Tide is turning for commercial real estate in…


As inflation cools from 2022 peaks and central banks approach the end of their rate hike cycles, the real estate services firm forecasts that the property sector will bottom out, with markets and sectors moving into a more positive trajectory at different paces behind the headline figures.
Sukhdeep Dillon, head of EMEA Forecasting, Cushman & Wakefield, said: ‘As we look ahead to 2024, our forecasts indicate commercial real estate markets are approaching an inflection point after a turbulent period. Though economic growth remains subdued for now, the tide seems poised to turn.’
While risks like persistent inflation remain, baseline forecasts point to measured expansion rather than recession in Europe, he added. ‘The diminished level of transactions in numerous markets has led to a slower phase of price determination, particularly for the office sector. But we are beginning to witness swifter price adjustments taking place in the more liquid markets, such as in the UK and the Netherlands. As rate hikes end and cuts commence around Q3 2024, we expect to see a bottoming out for valuations.’
2024 is shaping up as the early stages of recovery. Dillon: ‘Investors with a medium-term outlook should feel increasingly confident deploying capital as the market stabilises. The challenges of the past 18 months will give way to renewed optimism by this time next year. Nevertheless, it is paramount to have a thorough understanding of the sector to capitalise on opportunities for both occupiers and investors.’
Offices: quality over quantity
Despite overall reduced demand across the European office market, over half of leasing is now for Grade A space. As companies embrace hybrid models with core in-office days, buildings with the trifecta of good location, excellent facilities, and sustainable credentials continue to be favoured, highlighting the divergence towards quality that has occurred since 2020.
Looking to the future, space needs to continue to evolve, and flexibility remains paramount. In turn, this has seen an uptick in ‘option space’ lease agreements, with over a third of London leases over 50,000 ft2 signed between 2020 and H1 2023 having expansion options.
Over the coming years, buildings with strong ESG credentials will become the standard, not the exception. However, with 76% of offices potentially obsolete by 2030 on ESG grounds, the current still-resilient leasing demand for quality space, means that there exists a value-add for investors willing to transform offices to match the new paradigm.
Logistics: 2024 take-up expected to reach pre-pandemic levels
After exceptional growth during the pandemic, European logistics occupier activity notably decelerated in 2023, with economic uncertainty prompting caution from businesses. However, the ongoing retail shift to online, nearshoring of manufacturing, and demand for sustainable spaces will continue to fuel medium-to-long-term demand, and 2024 take-up volumes are expected to reach pre-pandemic levels. The expectation of a more meaningful recovery in investment activity is tied to overall confidence in the sector with investors having earmarked capital for investment in logistics and industrial assets based on value-added or opportunistic approaches.
Retail: robust demand for prime assets
Retailers face ongoing economic challenges with stagnant sales volumes not expected to recover until late 2024. As consumers grapple with higher essential costs, discretionary spending has been reduced and tourism still lags pre-pandemic levels, especially from big-spending long-haul visitors.

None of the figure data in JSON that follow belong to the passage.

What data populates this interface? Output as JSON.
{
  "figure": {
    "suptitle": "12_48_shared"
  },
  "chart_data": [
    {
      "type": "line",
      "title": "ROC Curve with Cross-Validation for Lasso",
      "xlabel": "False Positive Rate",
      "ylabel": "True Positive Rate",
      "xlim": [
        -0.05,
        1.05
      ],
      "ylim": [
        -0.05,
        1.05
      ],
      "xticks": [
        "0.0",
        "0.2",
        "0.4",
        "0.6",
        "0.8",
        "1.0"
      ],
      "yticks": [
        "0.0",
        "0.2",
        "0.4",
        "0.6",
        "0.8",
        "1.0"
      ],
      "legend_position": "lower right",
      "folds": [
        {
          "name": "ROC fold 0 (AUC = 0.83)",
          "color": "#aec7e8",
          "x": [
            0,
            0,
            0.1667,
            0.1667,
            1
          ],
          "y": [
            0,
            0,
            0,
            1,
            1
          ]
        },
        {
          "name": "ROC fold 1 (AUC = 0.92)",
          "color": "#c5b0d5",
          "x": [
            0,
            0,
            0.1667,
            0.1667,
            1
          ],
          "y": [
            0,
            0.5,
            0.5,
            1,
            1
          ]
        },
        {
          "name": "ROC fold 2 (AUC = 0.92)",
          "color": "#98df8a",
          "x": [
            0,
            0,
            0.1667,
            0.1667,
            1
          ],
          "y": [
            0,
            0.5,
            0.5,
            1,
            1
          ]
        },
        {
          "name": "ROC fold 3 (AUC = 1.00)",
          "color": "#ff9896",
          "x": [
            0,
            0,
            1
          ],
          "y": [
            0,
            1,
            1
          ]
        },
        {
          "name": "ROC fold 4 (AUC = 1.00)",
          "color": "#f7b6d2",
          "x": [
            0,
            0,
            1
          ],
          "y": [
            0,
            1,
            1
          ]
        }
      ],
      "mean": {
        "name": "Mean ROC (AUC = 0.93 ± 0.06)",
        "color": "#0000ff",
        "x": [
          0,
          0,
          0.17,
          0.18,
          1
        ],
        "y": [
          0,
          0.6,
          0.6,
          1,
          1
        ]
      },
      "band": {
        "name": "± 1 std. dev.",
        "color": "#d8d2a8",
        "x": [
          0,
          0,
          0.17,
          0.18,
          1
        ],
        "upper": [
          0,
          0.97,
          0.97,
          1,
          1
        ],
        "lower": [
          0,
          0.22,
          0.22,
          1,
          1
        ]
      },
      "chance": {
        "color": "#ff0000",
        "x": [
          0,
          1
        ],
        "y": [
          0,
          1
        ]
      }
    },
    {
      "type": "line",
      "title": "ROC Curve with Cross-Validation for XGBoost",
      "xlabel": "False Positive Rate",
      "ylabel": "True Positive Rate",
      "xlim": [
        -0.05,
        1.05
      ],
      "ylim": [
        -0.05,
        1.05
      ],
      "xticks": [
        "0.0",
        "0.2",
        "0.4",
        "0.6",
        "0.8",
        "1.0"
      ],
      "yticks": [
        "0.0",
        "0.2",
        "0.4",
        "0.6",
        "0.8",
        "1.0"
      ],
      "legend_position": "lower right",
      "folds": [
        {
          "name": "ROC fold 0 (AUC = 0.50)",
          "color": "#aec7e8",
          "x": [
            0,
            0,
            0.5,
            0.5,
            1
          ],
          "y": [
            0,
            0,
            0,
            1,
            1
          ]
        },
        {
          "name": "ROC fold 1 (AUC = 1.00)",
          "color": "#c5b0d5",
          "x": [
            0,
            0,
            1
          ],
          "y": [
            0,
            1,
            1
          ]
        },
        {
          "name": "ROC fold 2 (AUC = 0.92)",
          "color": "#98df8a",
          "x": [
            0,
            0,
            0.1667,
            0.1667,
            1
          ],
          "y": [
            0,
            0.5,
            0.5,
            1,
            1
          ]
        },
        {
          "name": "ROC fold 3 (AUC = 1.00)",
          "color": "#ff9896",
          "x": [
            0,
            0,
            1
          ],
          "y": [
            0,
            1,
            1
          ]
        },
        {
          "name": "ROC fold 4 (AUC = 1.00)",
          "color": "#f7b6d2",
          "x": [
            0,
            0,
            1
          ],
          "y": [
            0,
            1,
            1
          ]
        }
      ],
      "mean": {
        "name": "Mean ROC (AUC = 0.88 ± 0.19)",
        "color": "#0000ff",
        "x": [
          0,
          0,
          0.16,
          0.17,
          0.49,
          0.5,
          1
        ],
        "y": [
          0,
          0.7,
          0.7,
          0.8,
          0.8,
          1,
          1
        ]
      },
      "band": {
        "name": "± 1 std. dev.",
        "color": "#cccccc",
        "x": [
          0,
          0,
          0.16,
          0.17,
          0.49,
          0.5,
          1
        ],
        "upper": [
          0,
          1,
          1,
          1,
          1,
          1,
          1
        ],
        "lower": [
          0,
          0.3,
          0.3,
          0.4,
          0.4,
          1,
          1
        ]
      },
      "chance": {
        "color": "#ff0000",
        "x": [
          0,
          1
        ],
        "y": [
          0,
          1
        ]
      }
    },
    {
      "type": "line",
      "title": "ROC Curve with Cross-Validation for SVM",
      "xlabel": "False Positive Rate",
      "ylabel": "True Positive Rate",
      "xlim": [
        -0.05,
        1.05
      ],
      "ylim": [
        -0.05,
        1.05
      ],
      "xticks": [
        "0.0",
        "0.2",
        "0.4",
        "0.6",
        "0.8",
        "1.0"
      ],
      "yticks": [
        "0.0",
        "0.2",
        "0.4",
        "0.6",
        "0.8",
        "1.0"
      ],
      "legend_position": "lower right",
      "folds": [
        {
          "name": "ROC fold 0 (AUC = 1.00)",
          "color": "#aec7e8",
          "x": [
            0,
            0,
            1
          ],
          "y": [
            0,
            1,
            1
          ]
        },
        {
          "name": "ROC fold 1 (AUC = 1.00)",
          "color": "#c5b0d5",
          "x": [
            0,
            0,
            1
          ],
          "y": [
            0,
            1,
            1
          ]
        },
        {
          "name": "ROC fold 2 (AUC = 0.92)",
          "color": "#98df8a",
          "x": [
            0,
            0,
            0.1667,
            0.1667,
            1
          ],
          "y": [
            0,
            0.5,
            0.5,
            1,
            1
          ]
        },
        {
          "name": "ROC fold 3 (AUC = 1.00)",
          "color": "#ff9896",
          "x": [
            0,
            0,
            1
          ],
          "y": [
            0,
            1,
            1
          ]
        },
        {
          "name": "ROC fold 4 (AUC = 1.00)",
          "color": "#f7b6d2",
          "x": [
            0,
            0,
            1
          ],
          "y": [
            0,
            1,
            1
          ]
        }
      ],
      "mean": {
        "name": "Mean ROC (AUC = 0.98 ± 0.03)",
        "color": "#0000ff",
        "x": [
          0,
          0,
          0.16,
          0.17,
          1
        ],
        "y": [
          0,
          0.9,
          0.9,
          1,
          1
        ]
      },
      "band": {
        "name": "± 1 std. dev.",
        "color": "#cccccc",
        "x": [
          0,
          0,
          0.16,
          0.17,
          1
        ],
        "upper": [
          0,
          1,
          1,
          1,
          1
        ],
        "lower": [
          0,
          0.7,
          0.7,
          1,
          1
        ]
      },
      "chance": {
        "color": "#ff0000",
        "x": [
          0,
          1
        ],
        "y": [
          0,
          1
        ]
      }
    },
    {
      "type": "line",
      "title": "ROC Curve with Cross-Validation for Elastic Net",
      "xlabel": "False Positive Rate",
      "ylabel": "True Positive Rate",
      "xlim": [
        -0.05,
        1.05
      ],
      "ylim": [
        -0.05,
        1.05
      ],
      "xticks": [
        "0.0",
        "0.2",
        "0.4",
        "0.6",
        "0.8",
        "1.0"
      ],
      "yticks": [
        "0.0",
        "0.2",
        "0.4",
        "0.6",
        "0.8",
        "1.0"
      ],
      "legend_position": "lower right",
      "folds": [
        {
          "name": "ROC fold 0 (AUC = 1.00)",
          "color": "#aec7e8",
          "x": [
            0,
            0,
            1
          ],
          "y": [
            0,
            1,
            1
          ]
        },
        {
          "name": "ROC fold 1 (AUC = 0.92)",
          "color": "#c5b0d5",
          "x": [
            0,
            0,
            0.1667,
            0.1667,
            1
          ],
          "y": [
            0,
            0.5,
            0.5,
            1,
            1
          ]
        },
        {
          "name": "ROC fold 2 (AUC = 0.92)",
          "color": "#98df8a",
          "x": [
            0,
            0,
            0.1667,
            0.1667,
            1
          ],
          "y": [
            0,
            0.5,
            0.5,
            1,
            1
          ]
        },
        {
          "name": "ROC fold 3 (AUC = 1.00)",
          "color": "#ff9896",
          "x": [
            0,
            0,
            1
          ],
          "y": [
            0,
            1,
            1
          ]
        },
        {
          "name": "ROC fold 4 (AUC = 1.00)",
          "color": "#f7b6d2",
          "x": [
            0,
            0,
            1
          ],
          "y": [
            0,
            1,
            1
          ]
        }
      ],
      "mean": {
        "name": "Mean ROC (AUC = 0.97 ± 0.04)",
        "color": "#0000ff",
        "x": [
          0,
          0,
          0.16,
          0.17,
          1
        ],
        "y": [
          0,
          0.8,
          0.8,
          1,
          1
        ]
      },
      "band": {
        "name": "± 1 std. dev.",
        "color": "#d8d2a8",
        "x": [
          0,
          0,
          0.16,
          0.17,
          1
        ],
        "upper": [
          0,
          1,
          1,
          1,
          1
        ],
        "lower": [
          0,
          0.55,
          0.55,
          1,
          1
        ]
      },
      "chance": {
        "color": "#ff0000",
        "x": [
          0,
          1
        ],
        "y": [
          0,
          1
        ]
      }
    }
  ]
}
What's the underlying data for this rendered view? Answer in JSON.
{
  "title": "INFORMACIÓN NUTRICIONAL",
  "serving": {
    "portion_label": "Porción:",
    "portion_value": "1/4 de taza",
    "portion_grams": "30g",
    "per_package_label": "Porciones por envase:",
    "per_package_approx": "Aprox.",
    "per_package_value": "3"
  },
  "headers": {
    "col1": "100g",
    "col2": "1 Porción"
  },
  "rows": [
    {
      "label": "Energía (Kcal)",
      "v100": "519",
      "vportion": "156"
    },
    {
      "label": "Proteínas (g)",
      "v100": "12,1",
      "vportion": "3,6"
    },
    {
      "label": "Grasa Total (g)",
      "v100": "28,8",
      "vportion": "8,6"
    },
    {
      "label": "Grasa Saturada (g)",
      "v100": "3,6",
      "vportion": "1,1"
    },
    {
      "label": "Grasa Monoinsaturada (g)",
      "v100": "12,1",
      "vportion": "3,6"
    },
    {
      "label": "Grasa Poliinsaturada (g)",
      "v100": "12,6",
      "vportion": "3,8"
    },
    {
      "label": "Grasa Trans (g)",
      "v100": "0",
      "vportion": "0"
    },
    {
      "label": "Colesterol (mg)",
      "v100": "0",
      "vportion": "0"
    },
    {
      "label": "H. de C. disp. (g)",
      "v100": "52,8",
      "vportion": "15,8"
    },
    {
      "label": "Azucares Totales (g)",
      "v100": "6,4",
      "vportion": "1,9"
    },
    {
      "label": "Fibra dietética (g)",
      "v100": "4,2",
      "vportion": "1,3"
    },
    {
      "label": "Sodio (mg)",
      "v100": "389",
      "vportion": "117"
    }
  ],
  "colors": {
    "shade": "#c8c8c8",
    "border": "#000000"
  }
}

However, despite headwinds, retailers continue to focus on creating appealing physical spaces, positioned in prime locations, and favouring immersive experiences. It is this emphasis on experiential brand-building that has seen fashion retailers drive 30% of lettings across Europe since 2021. Consequentially, this shift in retailer focus has seen retail rents rebound, sitting either at or above pre-2020 levels for quality engaging, customer-centric spots.
Throughout 2024, capital will primarily orientate towards “essential” assets in robust catchments, directing investment to value-add pricing and strategy. Effective asset management, community engagement, and sustainability improvements will remain crucial to enhancing value. Whilst investors recognise positive occupancy patterns, they remain wary of economic obstacles affecting consumers and retailers and primarily are directing attention towards prime assets.
Living: sustained demand
Non-cyclical demographic factors including an ageing population, declining home-ownership rates, and urbanisation continue to support robust demand and lend to the supply gap that is struggling to keep pace across senior living, private rentals, and student accommodation. While rising construction costs have hampered development, forecasts suggest easing inflation in 2024 could mark a turning point.
Though investment declined in 2023 mirroring other sectors, living transactions consistently comprise 20-25% of volumes in EMEA. After yield expansion in 2023, further outward shifts are expected in early 2024 before values and volumes rebound more firmly from mid-2024 as markets stabilise.